World Wildlife Fund Sustainability Works

a beaver chews on grass

Beavers Support Freshwater Conservation for WWF’s Finish Partnership

  • Date: 11 April 2024

One of America’s most important and endangered rivers, the Rio Grande/Rio Bravo is home to more mammal species than Yellowstone National Park, more reptile species than the Sonoran Desert, more bird species than the Florida Everglades, and nearly 50% of all fish species found nowhere else in the world. This ecological treasure is teeming with biodiversity, but it is threatened by water scarcity – and without intervention, it may not be able to continue to support the millions of people and wildlife that rely on it.

That is why WWF is partnering with Finish to help protect and replenish the Rio Grande/Rio Bravo. Through this partnership, Finish is supporting WWF’s conservation work to help replenish the river alongside local organizations. Finish is also building awareness about the importance of water conservation by encouraging consumers to adopt simple, water-friendly habits in their homes, such as skipping the rinse when loading the dishwasher.

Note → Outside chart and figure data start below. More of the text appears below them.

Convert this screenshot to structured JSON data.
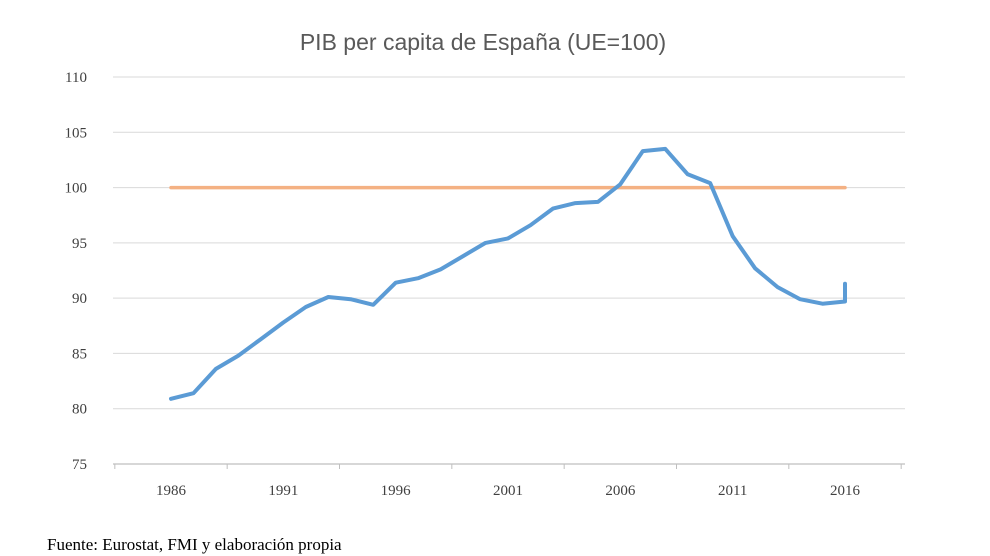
{
  "chart_data": {
    "type": "line",
    "title": "PIB per capita de España (UE=100)",
    "xlabel": "",
    "ylabel": "",
    "xlim": [
      1986,
      2016
    ],
    "ylim": [
      75,
      110
    ],
    "y_ticks": [
      75,
      80,
      85,
      90,
      95,
      100,
      105,
      110
    ],
    "x_tick_labels": [
      "1986",
      "1991",
      "1996",
      "2001",
      "2006",
      "2011",
      "2016"
    ],
    "grid": true,
    "legend": "none",
    "series": [
      {
        "color": "#5b9bd5",
        "x": [
          1986,
          1987,
          1988,
          1989,
          1990,
          1991,
          1992,
          1993,
          1994,
          1995,
          1996,
          1997,
          1998,
          1999,
          2000,
          2001,
          2002,
          2003,
          2004,
          2005,
          2006,
          2007,
          2008,
          2009,
          2010,
          2011,
          2012,
          2013,
          2014,
          2015,
          2016,
          2016
        ],
        "values": [
          80.9,
          81.4,
          83.6,
          84.8,
          86.3,
          87.8,
          89.2,
          90.1,
          89.9,
          89.4,
          91.4,
          91.8,
          92.6,
          93.8,
          95.0,
          95.4,
          96.6,
          98.1,
          98.6,
          98.7,
          100.3,
          103.3,
          103.5,
          101.2,
          100.4,
          95.6,
          92.7,
          91.0,
          89.9,
          89.5,
          89.7,
          91.3
        ]
      },
      {
        "color": "#f4b183",
        "x": [
          1986,
          2016
        ],
        "values": [
          100,
          100
        ]
      }
    ]
  },
  "colors": {
    "gridline": "#d9d9d9",
    "axis": "#bfbfbf",
    "title": "#595959",
    "tick_label": "#404040"
  },
  "source": "Fuente: Eurostat, FMI y elaboración propia"
}
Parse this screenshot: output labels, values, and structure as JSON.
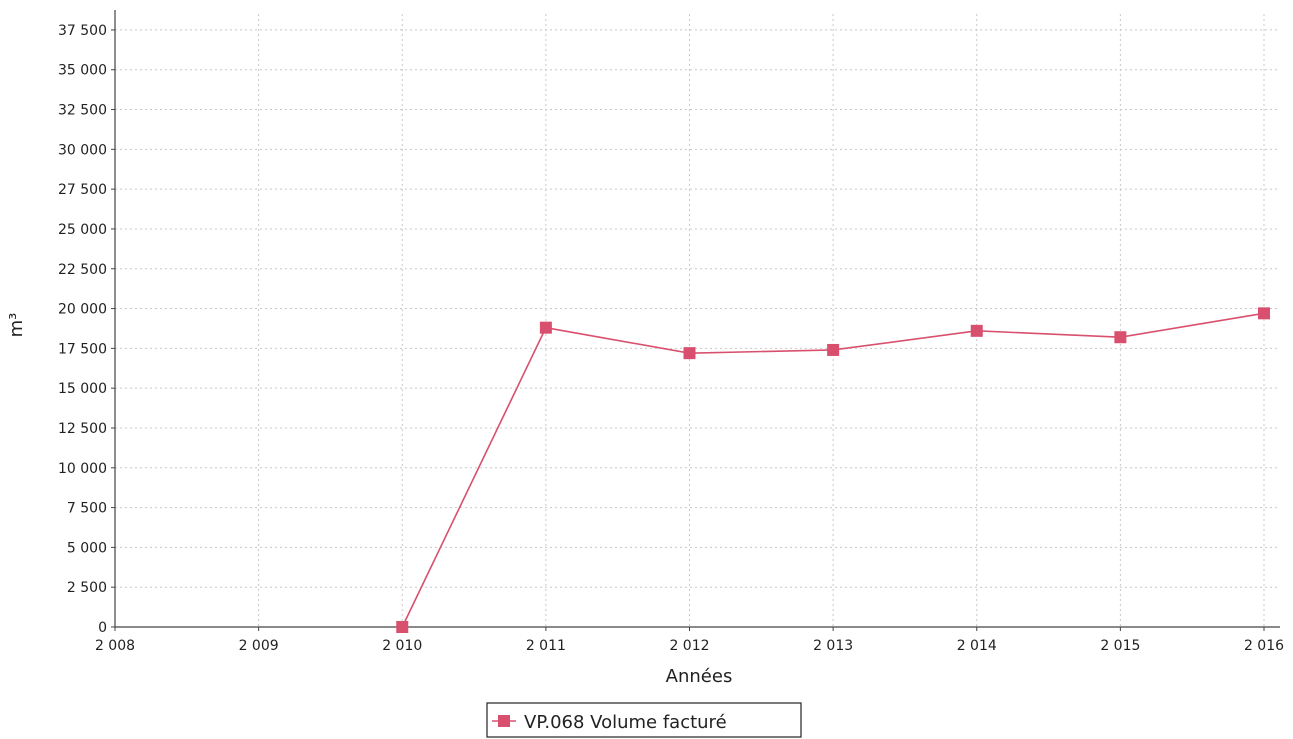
{
  "chart_data": {
    "type": "line",
    "title": "",
    "xlabel": "Années",
    "ylabel": "m³",
    "x": [
      2008,
      2009,
      2010,
      2011,
      2012,
      2013,
      2014,
      2015,
      2016
    ],
    "x_tick_labels": [
      "2 008",
      "2 009",
      "2 010",
      "2 011",
      "2 012",
      "2 013",
      "2 014",
      "2 015",
      "2 016"
    ],
    "xlim": [
      2008,
      2016
    ],
    "ylim": [
      0,
      38500
    ],
    "y_ticks": [
      0,
      2500,
      5000,
      7500,
      10000,
      12500,
      15000,
      17500,
      20000,
      22500,
      25000,
      27500,
      30000,
      32500,
      35000,
      37500
    ],
    "y_tick_labels": [
      "0",
      "2 500",
      "5 000",
      "7 500",
      "10 000",
      "12 500",
      "15 000",
      "17 500",
      "20 000",
      "22 500",
      "25 000",
      "27 500",
      "30 000",
      "32 500",
      "35 000",
      "37 500"
    ],
    "grid": true,
    "legend_position": "bottom-center",
    "series": [
      {
        "name": "VP.068 Volume facturé",
        "color": "#d9506e",
        "marker": "square",
        "x": [
          2010,
          2011,
          2012,
          2013,
          2014,
          2015,
          2016
        ],
        "y": [
          0,
          18800,
          17200,
          17400,
          18600,
          18200,
          19700
        ]
      }
    ]
  }
}
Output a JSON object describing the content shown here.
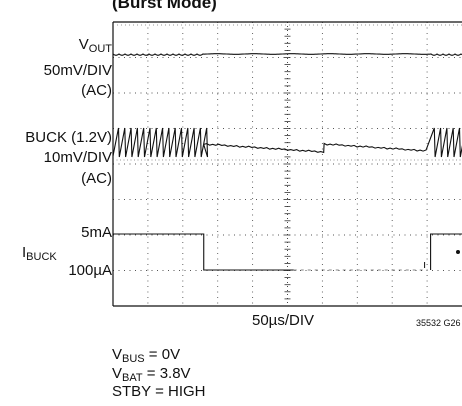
{
  "chart_data": {
    "type": "line",
    "title": "(Burst Mode)",
    "xlabel": "50µs/DIV",
    "x_divisions": 10,
    "y_divisions": 8,
    "grid": true,
    "figure_id": "35532 G26",
    "channels": [
      {
        "name_main": "V",
        "name_sub": "OUT",
        "scale": "50mV/DIV",
        "coupling": "(AC)"
      },
      {
        "name_main": "BUCK (1.2V)",
        "scale": "10mV/DIV",
        "coupling": "(AC)"
      },
      {
        "name_main": "I",
        "name_sub": "BUCK",
        "level_high": "5mA",
        "level_low": "100µA"
      }
    ],
    "series": [
      {
        "name": "VOUT",
        "x": [
          0,
          10
        ],
        "y": [
          0,
          0
        ]
      },
      {
        "name": "BUCK (1.2V)",
        "x": [
          0,
          2.6,
          2.6,
          6.05,
          6.05,
          10
        ],
        "y": [
          2,
          2,
          0.3,
          -0.2,
          0.3,
          -0.2
        ]
      },
      {
        "name": "IBUCK",
        "x": [
          0,
          2.6,
          2.6,
          9.1,
          9.1,
          10
        ],
        "y": [
          5,
          5,
          0.1,
          0.1,
          5,
          5
        ]
      }
    ]
  },
  "conditions": [
    {
      "main": "V",
      "sub": "BUS",
      "rest": " = 0V"
    },
    {
      "main": "V",
      "sub": "BAT",
      "rest": " = 3.8V"
    },
    {
      "main": "STBY = HIGH",
      "sub": "",
      "rest": ""
    }
  ]
}
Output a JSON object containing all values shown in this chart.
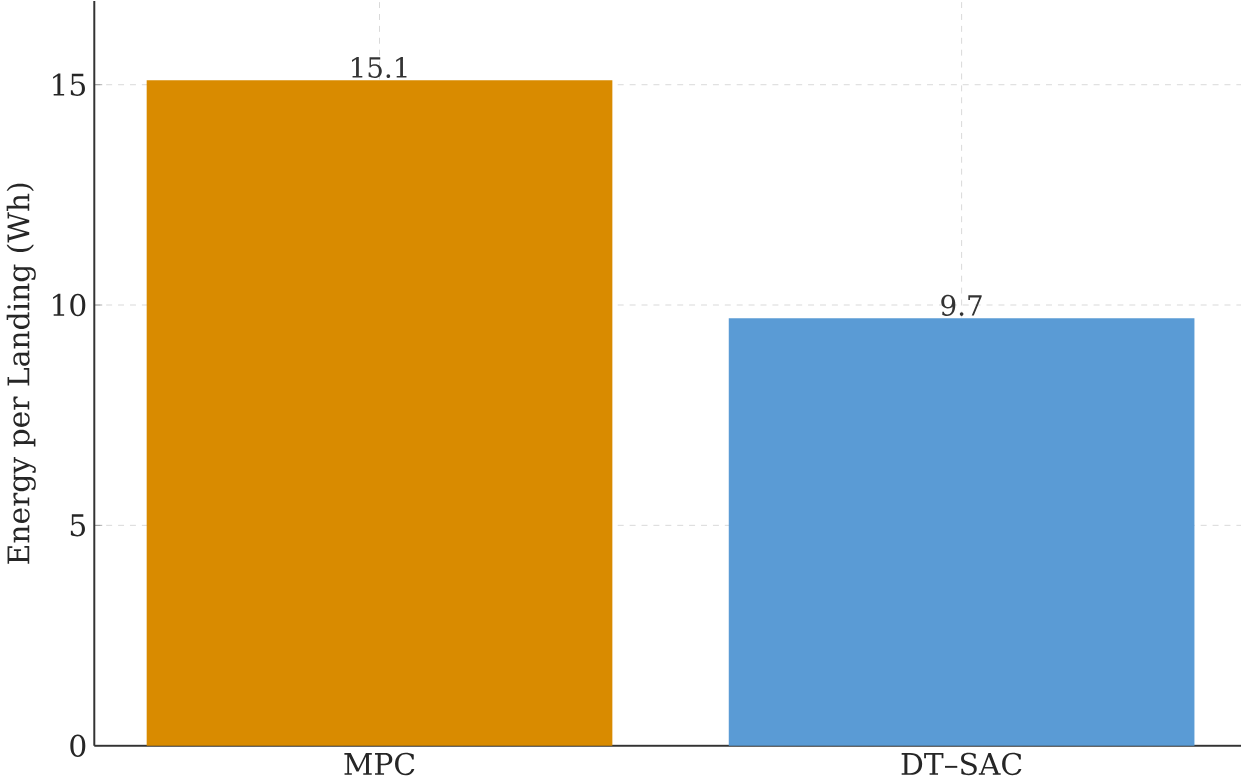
{
  "chart_data": {
    "type": "bar",
    "ylabel": "Energy per Landing (Wh)",
    "categories": [
      "MPC",
      "DT–SAC"
    ],
    "values": [
      15.1,
      9.7
    ],
    "colors": [
      "#d98b00",
      "#5a9bd5"
    ],
    "ylim": [
      0,
      16.9
    ],
    "yticks": [
      0,
      5,
      10,
      15
    ],
    "grid": true,
    "data_labels": true
  }
}
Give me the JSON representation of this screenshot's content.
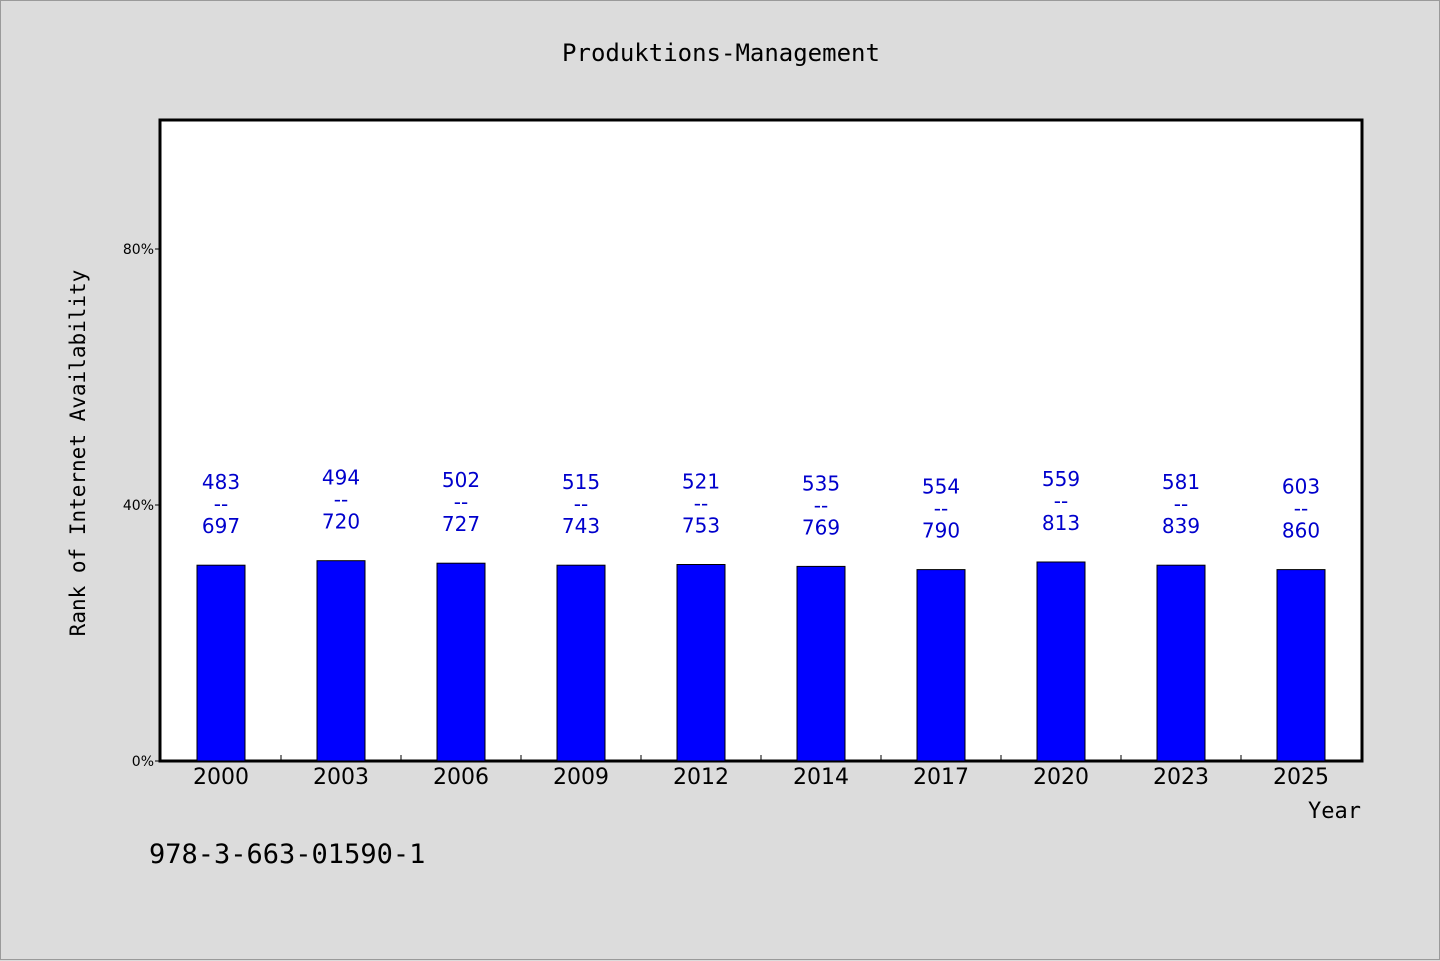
{
  "chart_data": {
    "type": "bar",
    "title": "Produktions-Management",
    "xlabel": "Year",
    "ylabel": "Rank of Internet Availability",
    "footnote": "978-3-663-01590-1",
    "categories": [
      "2000",
      "2003",
      "2006",
      "2009",
      "2012",
      "2014",
      "2017",
      "2020",
      "2023",
      "2025"
    ],
    "values": [
      0.306,
      0.313,
      0.309,
      0.306,
      0.307,
      0.304,
      0.299,
      0.311,
      0.306,
      0.299
    ],
    "value_format": "percent",
    "bar_labels": [
      {
        "top": "483",
        "sep": "--",
        "bottom": "697"
      },
      {
        "top": "494",
        "sep": "--",
        "bottom": "720"
      },
      {
        "top": "502",
        "sep": "--",
        "bottom": "727"
      },
      {
        "top": "515",
        "sep": "--",
        "bottom": "743"
      },
      {
        "top": "521",
        "sep": "--",
        "bottom": "753"
      },
      {
        "top": "535",
        "sep": "--",
        "bottom": "769"
      },
      {
        "top": "554",
        "sep": "--",
        "bottom": "790"
      },
      {
        "top": "559",
        "sep": "--",
        "bottom": "813"
      },
      {
        "top": "581",
        "sep": "--",
        "bottom": "839"
      },
      {
        "top": "603",
        "sep": "--",
        "bottom": "860"
      }
    ],
    "ylim": [
      0,
      1.0
    ],
    "yticks": [
      {
        "value": 0,
        "label": "0%"
      },
      {
        "value": 0.4,
        "label": "40%"
      },
      {
        "value": 0.8,
        "label": "80%"
      }
    ],
    "grid": false,
    "legend": "none",
    "colors": {
      "bar": "#0000ff",
      "bar_label": "#0000cc",
      "background": "#dcdcdc",
      "plot_background": "#ffffff",
      "axis": "#000000"
    }
  }
}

Among the diverse and incredible species connected to the Rio Grande/Rio Bravo, one stands out as a natural supporter of conservation – the beaver. This industrious species is known for their feats of engineering building dams that help to create vital wetland habitats for healthy ecosystems. Their handiwork also supports water conservation by retaining water in rivers, mitigating floods, ensuring a steady water supply, and serving as a natural water filtration system.

Beaver dams are so important that WWF experts have used them as a blueprint for creating human-made structures called beaver dam analogs, that serve to mimic natural beaver dam benefits. In fact, WWF conservation staff are using these artificial dams as part of the plan for ecosystem restoration and replenishment in the Rio Grande/Rio Bravo basin, with the work funded by Finish.

Support from partners like Finish helps WWF to continue this important water conservation work, alongside unsung species heroes, like beavers. Together we hope to build a climate resilient water management system that will support the human and animal communities (including beavers) in the Rio Grande/Rio Bravo river basin and create awareness of critical freshwater ecosystems and encourage behavior change among the general public, too.